Ex-athlète de la voix, le contre-ténor britannique chante dimanche à Corsier (Genève). Un récital privilégiant l'intimité
Fin des années 70. Les contre-ténors sèment le trouble, mais personne n'y croit vraiment. Un jeune Britannique enregistre le Stabat Mater de Vivaldi. La maison de disques (L'Oiseau-Lyre) accepte, sans trop y croire non plus. Mais voilà que ce disque devient un best-seller. Le bouche-à-oreille fait son effet, le monde entier se berce au son de ces harmonies méditatives, plus de 300 000 exemplaires vendus à ce jour. James Bowman décuple sa renommée, il popularise cette tessiture qui, depuis, a pris un envol phénoménal, jusqu'au film Farinelli.
«Aujourd'hui, la jeune génération est en pleine relève, alors que les contre-ténors existent depuis toujours: ils chantaient dans les chœurs à l'église chrétienne», explique cet Anglais à l'accent follement british. Le public s'est donc habitué à ce timbre mystérieux, femme dans un corps d'homme, qui rappelle celui du castrat sans l'être exactement. «Ce sont deux techniques de chant différentes, car le contre-ténor s'appuie sur un falsetto très développé. D'ailleurs le Stabat Mater de Vivaldi a été écrit pour un alto masculin à Bergame, tandis que celui de Pergolesi était destiné à deux castrats de Naples, l'un soprano, l'autre alto.» Et d'insister sur un vibrato minimal, pas comme à l'opéra wagnérien, où les sopranos chevrotantes pullulent.

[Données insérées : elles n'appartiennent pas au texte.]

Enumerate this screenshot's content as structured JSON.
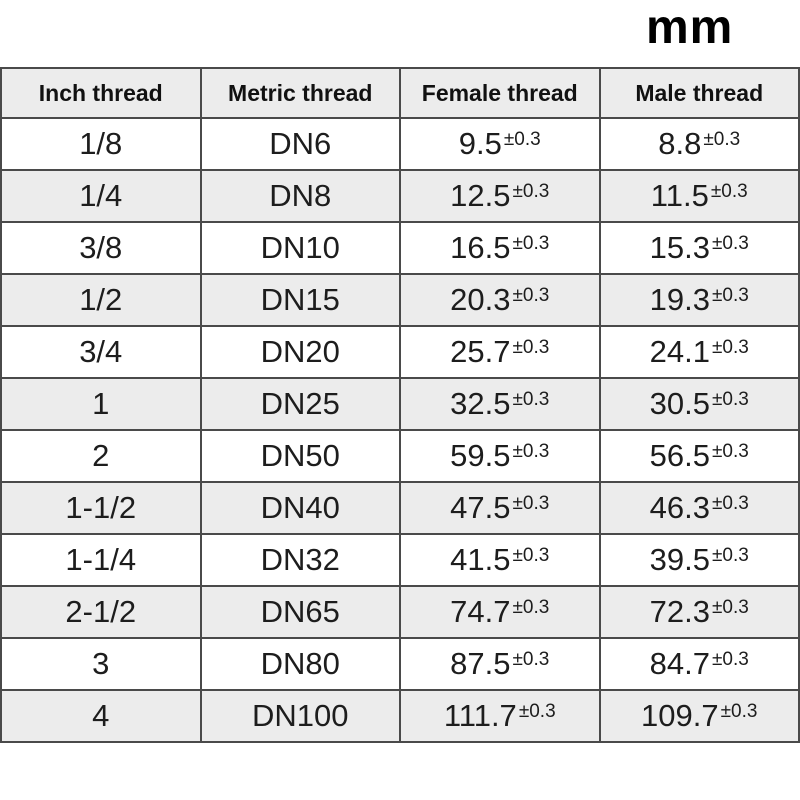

L'opéra baroque? Pas gagné d'avance. Car James Bowman était enfant de chœur, dans la cathédrale d'Ely à Oxford, avant de se consacrer à l'histoire au New College de la prestigieuse cité universitaire. Puis voilà qu'il se prend d'affection pour un répertoire inédit: «Personne ne m'a incité à devenir contre-ténor, c'est une décision que j'ai prise moi-même.» D'autant qu'à l'époque, il n'y a guère qu'Alfred Deller pour oser affronter le public en bravant l'image du chanteur toréador. Provocateur, James Bowman ira jusqu'à revêtir des chaussures à semelles compensées, incarnant Polinesse dans l'Ariodante de Händel, au Grand Théâtre de Genève.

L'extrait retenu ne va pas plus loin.